The Alcohol and Tobacco Tax and Trade Bureau (TTB), as brewers well know, is responsible for approving all the beer labels that decorate retailers’ shelves across the country. The sexually charged double entendres, the gargoyles, they all need to be reviewed by the TTB before hitting the market.
Or, more specifically, they need to be reviewed by Ken “Battle” Martin.
Martin, who adamantly goes by “Battle,” owns the sole set of eyes tasked with reviewing these labels. This year alone, according to a profile in The Daily Beast, Battle “has singlehandedly approved over 29,500 beer labels.”
A large number to be sure, but it doesn’t even include how many Battle has put the kibosh on and some believe this power has gone to his head.
“He’s just amazingly finicky on stupid things that don’t really achieve any government purpose,” one brewer told the site. “He’s implementing rules that are totally antiquated. If you do something like 30,000 [label approvals], [perhaps] it makes you feel like you are the law.”
One of the challenges facing craft beer companies that own multiple brewing facilities in different parts of the country is product consistency. In North Carolina, where both Oskar Blues and Sierra Nevada operate second breweries, that means manipulating the water source, according to a report from NPR.
In Brevard, N.C., Oskar Blues brews with local municipal water, treated with a bit more chlorine than the mountain runoff it’s accustomed to using in Colorado.
“And so we’ve had to put in a charcoal filtration to remove the chlorine,” Eric Baumann, director of fermentation and quality control, told the website.
Sierra Nevada, the Chico, Calif.-based brewery that just opened its second facility in Asheville, N.C., also analyzes the different qualities in its water supply. After testing samples from all over the state, Sierra “realized it needed to essentially add salt and prepare for fermentation.”
Sam Calagione Predicts Bloodbath
As the craft beer market continues to crowd, the sentiment that the more than 3,000 operational breweries in the country are allies has prevailed. A disclaimer clarifying that most competition is friendly generally precedes any talk of sharpened elbows.
But Sam Calagione, owner of Dogfish Head, and one of the more recognizable figures in craft, sees something else on the horizon.
“We’re heading into an incredibly competitive era of craft brewing,” he told Bon Appetit. “There’s a bloodbath coming.”

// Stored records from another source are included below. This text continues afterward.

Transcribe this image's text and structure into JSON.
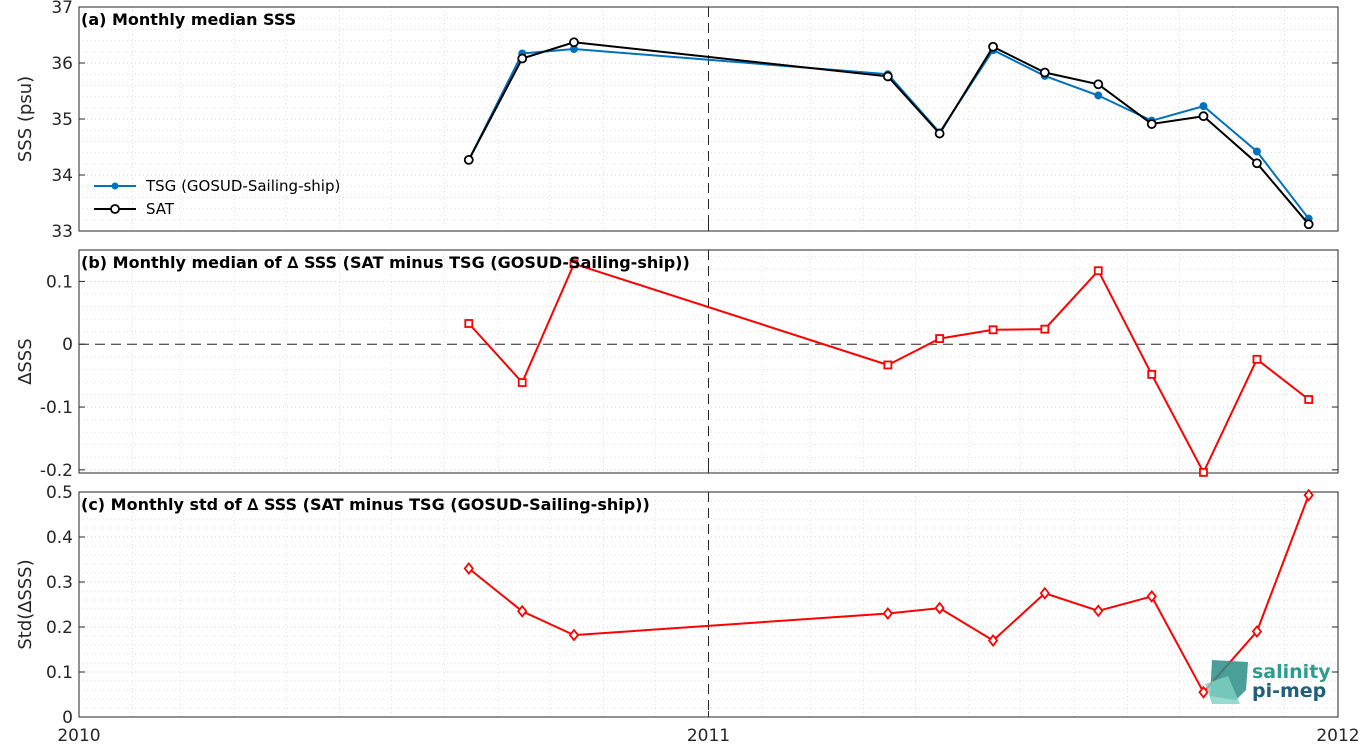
{
  "chart_data": [
    {
      "type": "line",
      "title": "(a) Monthly median SSS",
      "ylabel": "SSS (psu)",
      "xlim": [
        "2010-01-01",
        "2012-01-01"
      ],
      "ylim": [
        33,
        37
      ],
      "yticks": [
        "33",
        "34",
        "35",
        "36",
        "37"
      ],
      "x": [
        "2010-08-15",
        "2010-09-15",
        "2010-10-15",
        "2011-04-15",
        "2011-05-15",
        "2011-06-15",
        "2011-07-15",
        "2011-08-15",
        "2011-09-15",
        "2011-10-15",
        "2011-11-15",
        "2011-12-15"
      ],
      "series": [
        {
          "name": "TSG (GOSUD-Sailing-ship)",
          "color": "#0072BD",
          "marker": "dot",
          "values": [
            34.27,
            36.17,
            36.25,
            35.8,
            34.76,
            36.23,
            35.77,
            35.42,
            34.97,
            35.23,
            34.42,
            33.22
          ]
        },
        {
          "name": "SAT",
          "color": "#000000",
          "marker": "circle",
          "values": [
            34.27,
            36.08,
            36.37,
            35.76,
            34.74,
            36.29,
            35.83,
            35.62,
            34.91,
            35.05,
            34.21,
            33.12
          ]
        }
      ],
      "grid": true,
      "legend": "bottom-left"
    },
    {
      "type": "line",
      "title": "(b) Monthly median of ∆ SSS (SAT minus TSG (GOSUD-Sailing-ship))",
      "ylabel": "∆SSS",
      "xlim": [
        "2010-01-01",
        "2012-01-01"
      ],
      "ylim": [
        -0.205,
        0.15
      ],
      "yticks": [
        "-0.2",
        "-0.1",
        "0",
        "0.1"
      ],
      "x": [
        "2010-08-15",
        "2010-09-15",
        "2010-10-15",
        "2011-04-15",
        "2011-05-15",
        "2011-06-15",
        "2011-07-15",
        "2011-08-15",
        "2011-09-15",
        "2011-10-15",
        "2011-11-15",
        "2011-12-15"
      ],
      "series": [
        {
          "color": "#FF0000",
          "marker": "square",
          "values": [
            0.033,
            -0.061,
            0.128,
            -0.033,
            0.009,
            0.023,
            0.024,
            0.117,
            -0.048,
            -0.204,
            -0.024,
            -0.088
          ]
        }
      ],
      "grid": true
    },
    {
      "type": "line",
      "title": "(c) Monthly std of ∆ SSS (SAT minus TSG (GOSUD-Sailing-ship))",
      "ylabel": "Std(∆SSS)",
      "xlim": [
        "2010-01-01",
        "2012-01-01"
      ],
      "ylim": [
        0,
        0.5
      ],
      "yticks": [
        "0",
        "0.1",
        "0.2",
        "0.3",
        "0.4",
        "0.5"
      ],
      "xticks": [
        "2010",
        "2011",
        "2012"
      ],
      "x": [
        "2010-08-15",
        "2010-09-15",
        "2010-10-15",
        "2011-04-15",
        "2011-05-15",
        "2011-06-15",
        "2011-07-15",
        "2011-08-15",
        "2011-09-15",
        "2011-10-15",
        "2011-11-15",
        "2011-12-15"
      ],
      "series": [
        {
          "color": "#FF0000",
          "marker": "diamond",
          "values": [
            0.33,
            0.235,
            0.182,
            0.23,
            0.242,
            0.17,
            0.275,
            0.236,
            0.268,
            0.055,
            0.19,
            0.493
          ]
        }
      ],
      "grid": true
    }
  ],
  "logo": {
    "line1": "salinity",
    "line2": "pi-mep"
  }
}
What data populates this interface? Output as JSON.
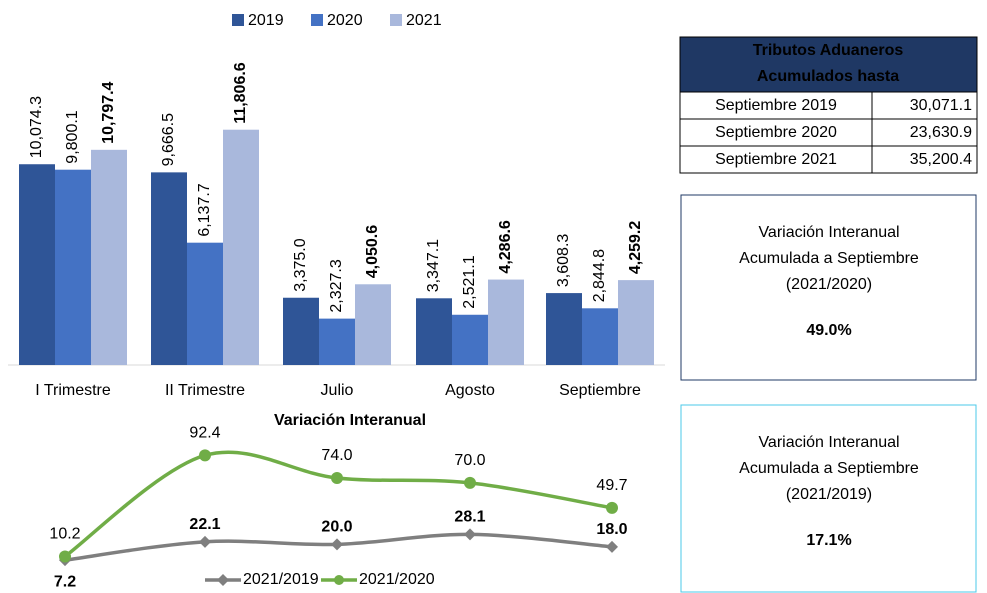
{
  "chart_data": [
    {
      "type": "bar",
      "categories": [
        "I Trimestre",
        "II Trimestre",
        "Julio",
        "Agosto",
        "Septiembre"
      ],
      "series": [
        {
          "name": "2019",
          "color": "#2f5597",
          "values": [
            10074.3,
            9666.5,
            3375.0,
            3347.1,
            3608.3
          ],
          "value_labels": [
            "10,074.3",
            "9,666.5",
            "3,375.0",
            "3,347.1",
            "3,608.3"
          ]
        },
        {
          "name": "2020",
          "color": "#4472c4",
          "values": [
            9800.1,
            6137.7,
            2327.3,
            2521.1,
            2844.8
          ],
          "value_labels": [
            "9,800.1",
            "6,137.7",
            "2,327.3",
            "2,521.1",
            "2,844.8"
          ]
        },
        {
          "name": "2021",
          "color": "#a9b8dc",
          "label_bold": true,
          "values": [
            10797.4,
            11806.6,
            4050.6,
            4286.6,
            4259.2
          ],
          "value_labels": [
            "10,797.4",
            "11,806.6",
            "4,050.6",
            "4,286.6",
            "4,259.2"
          ]
        }
      ],
      "ylim": [
        0,
        14000
      ],
      "legend": "top"
    },
    {
      "type": "line",
      "title": "Variación Interanual",
      "series": [
        {
          "name": "2021/2019",
          "color": "#7f7f7f",
          "marker": "diamond",
          "values": [
            7.2,
            22.1,
            20.0,
            28.1,
            18.0
          ],
          "value_labels": [
            "7.2",
            "22.1",
            "20.0",
            "28.1",
            "18.0"
          ]
        },
        {
          "name": "2021/2020",
          "color": "#70ad47",
          "marker": "circle",
          "values": [
            10.2,
            92.4,
            74.0,
            70.0,
            49.7
          ],
          "value_labels": [
            "10.2",
            "92.4",
            "74.0",
            "70.0",
            "49.7"
          ]
        }
      ],
      "ylim": [
        0,
        100
      ],
      "legend": "bottom"
    }
  ],
  "table": {
    "header": [
      "Tributos Aduaneros",
      "Acumulados hasta"
    ],
    "rows": [
      [
        "Septiembre 2019",
        "30,071.1"
      ],
      [
        "Septiembre 2020",
        "23,630.9"
      ],
      [
        "Septiembre 2021",
        "35,200.4"
      ]
    ]
  },
  "boxes": [
    {
      "lines": [
        "Variación Interanual",
        "Acumulada a Septiembre",
        "(2021/2020)"
      ],
      "value": "49.0%"
    },
    {
      "lines": [
        "Variación Interanual",
        "Acumulada a Septiembre",
        "(2021/2019)"
      ],
      "value": "17.1%"
    }
  ]
}
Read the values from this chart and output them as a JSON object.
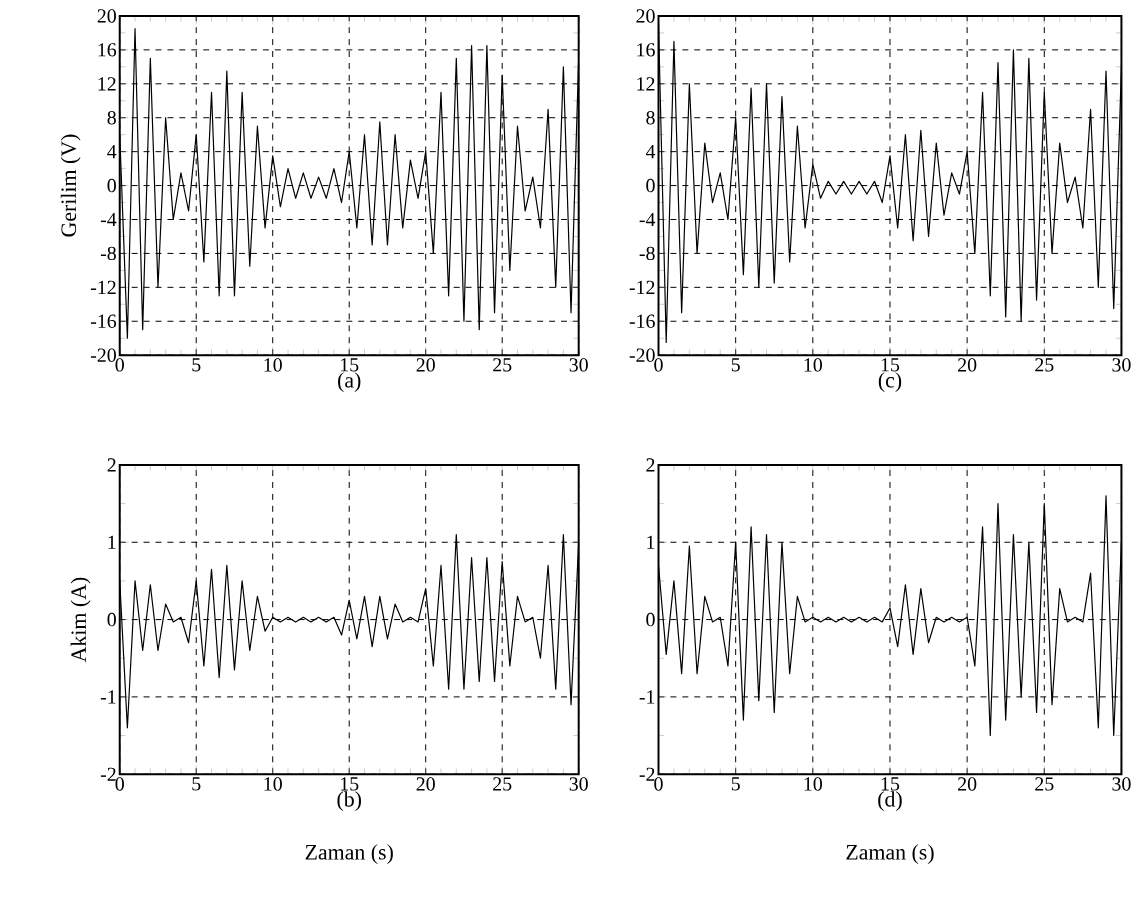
{
  "chart_data": [
    {
      "type": "line",
      "title": "(a)",
      "ylabel": "Gerilim (V)",
      "xlim": [
        0,
        30
      ],
      "ylim": [
        -20,
        20
      ],
      "xticks": [
        0,
        5,
        10,
        15,
        20,
        25,
        30
      ],
      "yticks": [
        -20,
        -16,
        -12,
        -8,
        -4,
        0,
        4,
        8,
        12,
        16,
        20
      ],
      "grid": true,
      "x": [
        0,
        0.5,
        1,
        1.5,
        2,
        2.5,
        3,
        3.5,
        4,
        4.5,
        5,
        5.5,
        6,
        6.5,
        7,
        7.5,
        8,
        8.5,
        9,
        9.5,
        10,
        10.5,
        11,
        11.5,
        12,
        12.5,
        13,
        13.5,
        14,
        14.5,
        15,
        15.5,
        16,
        16.5,
        17,
        17.5,
        18,
        18.5,
        19,
        19.5,
        20,
        20.5,
        21,
        21.5,
        22,
        22.5,
        23,
        23.5,
        24,
        24.5,
        25,
        25.5,
        26,
        26.5,
        27,
        27.5,
        28,
        28.5,
        29,
        29.5,
        30
      ],
      "series": [
        {
          "color": "#000000",
          "values": [
            6,
            -18,
            18.5,
            -17,
            15,
            -12,
            8,
            -4,
            1.5,
            -3,
            6,
            -9,
            11,
            -13,
            13.5,
            -13,
            11,
            -9.5,
            7,
            -5,
            3.5,
            -2.5,
            2,
            -1.5,
            1.5,
            -1.5,
            1,
            -1.5,
            2,
            -2,
            4,
            -5,
            6,
            -7,
            7.5,
            -7,
            6,
            -5,
            3,
            -1.5,
            4,
            -8,
            11,
            -13,
            15,
            -16,
            16.5,
            -17,
            16.5,
            -15,
            13,
            -10,
            7,
            -3,
            1,
            -5,
            9,
            -12,
            14,
            -15,
            15
          ]
        }
      ]
    },
    {
      "type": "line",
      "title": "(c)",
      "xlim": [
        0,
        30
      ],
      "ylim": [
        -20,
        20
      ],
      "xticks": [
        0,
        5,
        10,
        15,
        20,
        25,
        30
      ],
      "yticks": [
        -20,
        -16,
        -12,
        -8,
        -4,
        0,
        4,
        8,
        12,
        16,
        20
      ],
      "grid": true,
      "x": [
        0,
        0.5,
        1,
        1.5,
        2,
        2.5,
        3,
        3.5,
        4,
        4.5,
        5,
        5.5,
        6,
        6.5,
        7,
        7.5,
        8,
        8.5,
        9,
        9.5,
        10,
        10.5,
        11,
        11.5,
        12,
        12.5,
        13,
        13.5,
        14,
        14.5,
        15,
        15.5,
        16,
        16.5,
        17,
        17.5,
        18,
        18.5,
        19,
        19.5,
        20,
        20.5,
        21,
        21.5,
        22,
        22.5,
        23,
        23.5,
        24,
        24.5,
        25,
        25.5,
        26,
        26.5,
        27,
        27.5,
        28,
        28.5,
        29,
        29.5,
        30
      ],
      "series": [
        {
          "color": "#000000",
          "values": [
            19,
            -18.5,
            17,
            -15,
            12,
            -8,
            5,
            -2,
            1.5,
            -4,
            8,
            -10.5,
            11.5,
            -12,
            12,
            -11.5,
            10.5,
            -9,
            7,
            -5,
            2.5,
            -1.5,
            0.5,
            -1,
            0.5,
            -1,
            0.5,
            -1,
            0.5,
            -2,
            3.5,
            -5,
            6,
            -6.5,
            6.5,
            -6,
            5,
            -3.5,
            1.5,
            -1,
            4,
            -8,
            11,
            -13,
            14.5,
            -15.5,
            16,
            -16,
            15,
            -13.5,
            11,
            -8,
            5,
            -2,
            1,
            -5,
            9,
            -12,
            13.5,
            -14.5,
            14
          ]
        }
      ]
    },
    {
      "type": "line",
      "title": "(b)",
      "xlabel": "Zaman (s)",
      "ylabel": "Akim (A)",
      "xlim": [
        0,
        30
      ],
      "ylim": [
        -2,
        2
      ],
      "xticks": [
        0,
        5,
        10,
        15,
        20,
        25,
        30
      ],
      "yticks": [
        -2,
        -1,
        0,
        1,
        2
      ],
      "grid": true,
      "x": [
        0,
        0.5,
        1,
        1.5,
        2,
        2.5,
        3,
        3.5,
        4,
        4.5,
        5,
        5.5,
        6,
        6.5,
        7,
        7.5,
        8,
        8.5,
        9,
        9.5,
        10,
        10.5,
        11,
        11.5,
        12,
        12.5,
        13,
        13.5,
        14,
        14.5,
        15,
        15.5,
        16,
        16.5,
        17,
        17.5,
        18,
        18.5,
        19,
        19.5,
        20,
        20.5,
        21,
        21.5,
        22,
        22.5,
        23,
        23.5,
        24,
        24.5,
        25,
        25.5,
        26,
        26.5,
        27,
        27.5,
        28,
        28.5,
        29,
        29.5,
        30
      ],
      "series": [
        {
          "color": "#000000",
          "values": [
            0.5,
            -1.4,
            0.5,
            -0.4,
            0.45,
            -0.4,
            0.2,
            -0.03,
            0.03,
            -0.3,
            0.5,
            -0.6,
            0.65,
            -0.75,
            0.7,
            -0.65,
            0.5,
            -0.4,
            0.3,
            -0.15,
            0.03,
            -0.03,
            0.03,
            -0.03,
            0.03,
            -0.03,
            0.03,
            -0.03,
            0.03,
            -0.2,
            0.25,
            -0.25,
            0.3,
            -0.35,
            0.3,
            -0.25,
            0.2,
            -0.03,
            0.03,
            -0.03,
            0.4,
            -0.6,
            0.7,
            -0.9,
            1.1,
            -0.9,
            0.8,
            -0.8,
            0.8,
            -0.8,
            0.75,
            -0.6,
            0.3,
            -0.03,
            0.03,
            -0.5,
            0.7,
            -0.9,
            1.1,
            -1.1,
            1.0
          ]
        }
      ]
    },
    {
      "type": "line",
      "title": "(d)",
      "xlabel": "Zaman (s)",
      "xlim": [
        0,
        30
      ],
      "ylim": [
        -2,
        2
      ],
      "xticks": [
        0,
        5,
        10,
        15,
        20,
        25,
        30
      ],
      "yticks": [
        -2,
        -1,
        0,
        1,
        2
      ],
      "grid": true,
      "x": [
        0,
        0.5,
        1,
        1.5,
        2,
        2.5,
        3,
        3.5,
        4,
        4.5,
        5,
        5.5,
        6,
        6.5,
        7,
        7.5,
        8,
        8.5,
        9,
        9.5,
        10,
        10.5,
        11,
        11.5,
        12,
        12.5,
        13,
        13.5,
        14,
        14.5,
        15,
        15.5,
        16,
        16.5,
        17,
        17.5,
        18,
        18.5,
        19,
        19.5,
        20,
        20.5,
        21,
        21.5,
        22,
        22.5,
        23,
        23.5,
        24,
        24.5,
        25,
        25.5,
        26,
        26.5,
        27,
        27.5,
        28,
        28.5,
        29,
        29.5,
        30
      ],
      "series": [
        {
          "color": "#000000",
          "values": [
            0.7,
            -0.45,
            0.5,
            -0.7,
            0.95,
            -0.7,
            0.3,
            -0.03,
            0.03,
            -0.6,
            1.0,
            -1.3,
            1.2,
            -1.05,
            1.1,
            -1.2,
            1.0,
            -0.7,
            0.3,
            -0.03,
            0.03,
            -0.03,
            0.03,
            -0.03,
            0.03,
            -0.03,
            0.03,
            -0.03,
            0.03,
            -0.03,
            0.15,
            -0.35,
            0.45,
            -0.45,
            0.4,
            -0.3,
            0.03,
            -0.03,
            0.03,
            -0.03,
            0.03,
            -0.6,
            1.2,
            -1.5,
            1.5,
            -1.3,
            1.1,
            -1.0,
            1.0,
            -1.2,
            1.5,
            -1.1,
            0.4,
            -0.03,
            0.03,
            -0.03,
            0.6,
            -1.4,
            1.6,
            -1.5,
            1.0
          ]
        }
      ]
    }
  ]
}
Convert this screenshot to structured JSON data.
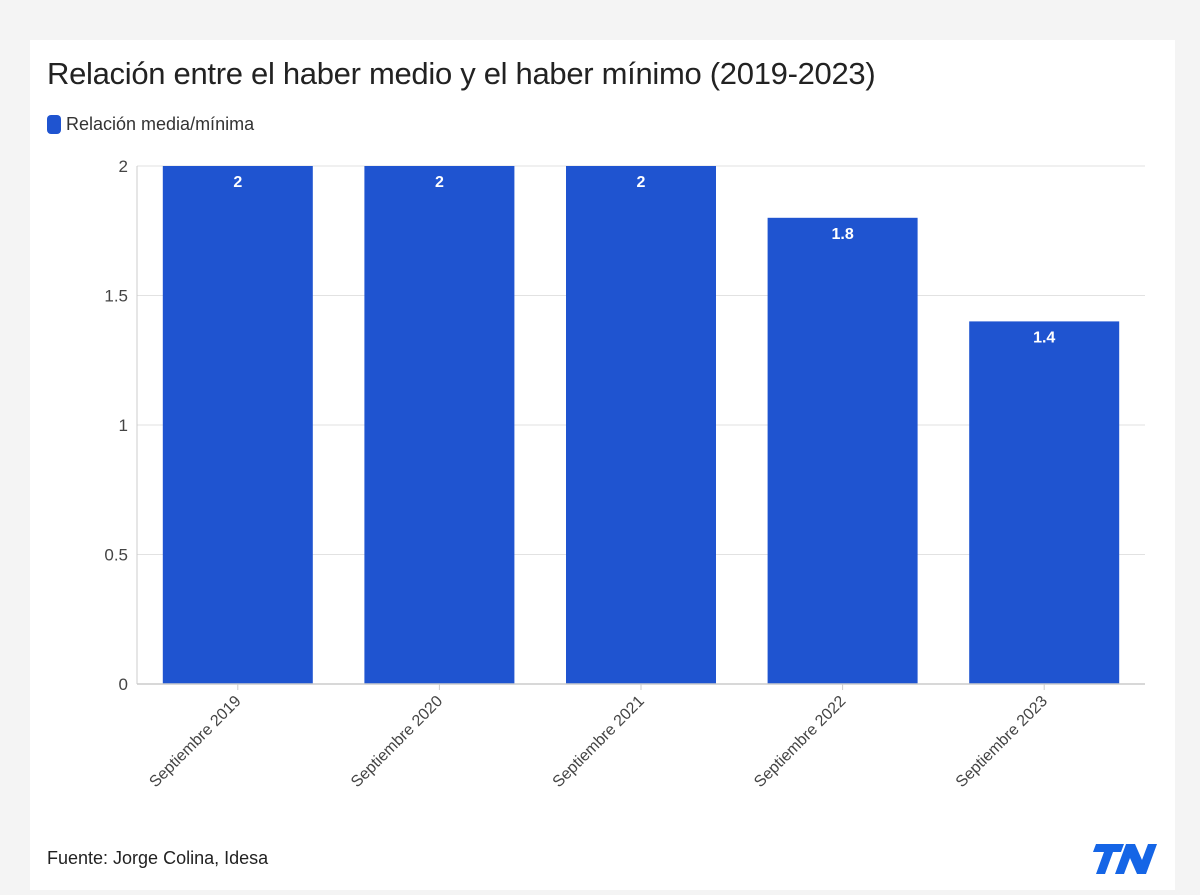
{
  "title": "Relación entre el haber medio y el haber mínimo (2019-2023)",
  "legend": {
    "label": "Relación media/mínima"
  },
  "source": "Fuente: Jorge Colina, Idesa",
  "logo": {
    "text": "TN",
    "icon": "tn-logo-icon"
  },
  "colors": {
    "bar": "#1f54d0",
    "grid": "#e2e2e2",
    "axis": "#cccccc",
    "tick_text": "#444444",
    "logo": "#1565e6"
  },
  "chart_data": {
    "type": "bar",
    "title": "Relación entre el haber medio y el haber mínimo (2019-2023)",
    "categories": [
      "Septiembre 2019",
      "Septiembre 2020",
      "Septiembre 2021",
      "Septiembre 2022",
      "Septiembre 2023"
    ],
    "series": [
      {
        "name": "Relación media/mínima",
        "values": [
          2,
          2,
          2,
          1.8,
          1.4
        ]
      }
    ],
    "data_labels": [
      "2",
      "2",
      "2",
      "1.8",
      "1.4"
    ],
    "yticks": [
      "0",
      "0.5",
      "1",
      "1.5",
      "2"
    ],
    "ylim": [
      0,
      2
    ],
    "xlabel": "",
    "ylabel": "",
    "grid": true,
    "legend_position": "top-left"
  }
}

The story, which claims the sheer number of American breweries is “not necessarily great for beer drinkers,” explores the familiar narratives: more brewers are fighting it out for limited shelf space and confused customers are unsure of how to navigate such a cluttered space.
On a related note, new data from the TTB shows the brewery permit count is now up over 4,500. As the NBWA notes, this count “represent all the individuals and businesses that are either currently brewing or actively seeking to start brewing beer.”
Baseball’s Best for Beer
The Washington Post published a quasi-interactive story exploring which ballparks have the best craft beer selection as measured by locality, quality and uniqueness.
The Seattle Mariners topped the list. Safeco Field outdid every other stadium in Major League Baseball in terms of locality and uniqueness, and came in 4th for quality, which shouldn’t come as too much of a surprise, considering its location in the craft-crazed northwest.
At the bottom was the New York Yankees, ranking dead last in locality, 29th in quality, and 27th in uniqueness.
“I can’t hear you over our 27 championships,” said the ghost of George Steinbrenner when reached for comment.
A recent study conducted by the American Association of Wine Economists found that most consumers struggle to distinguish between mass-market lagers when the brand name is hidden, suggesting the market is driven by advertising and packaging rather than taste.
“Whether from the label on a bottle, the logo on a can, or the tap medallion at a bar, consumers usually know what brand of beer they’re drinking before they take the first sip, and top-down cues thus shape the sensor experience of consumption on a fundamental level,” wrote the study’s authors.
Stripped of those cues, however, the difference between Bud Light and Coors Light becomes a bit nebulous.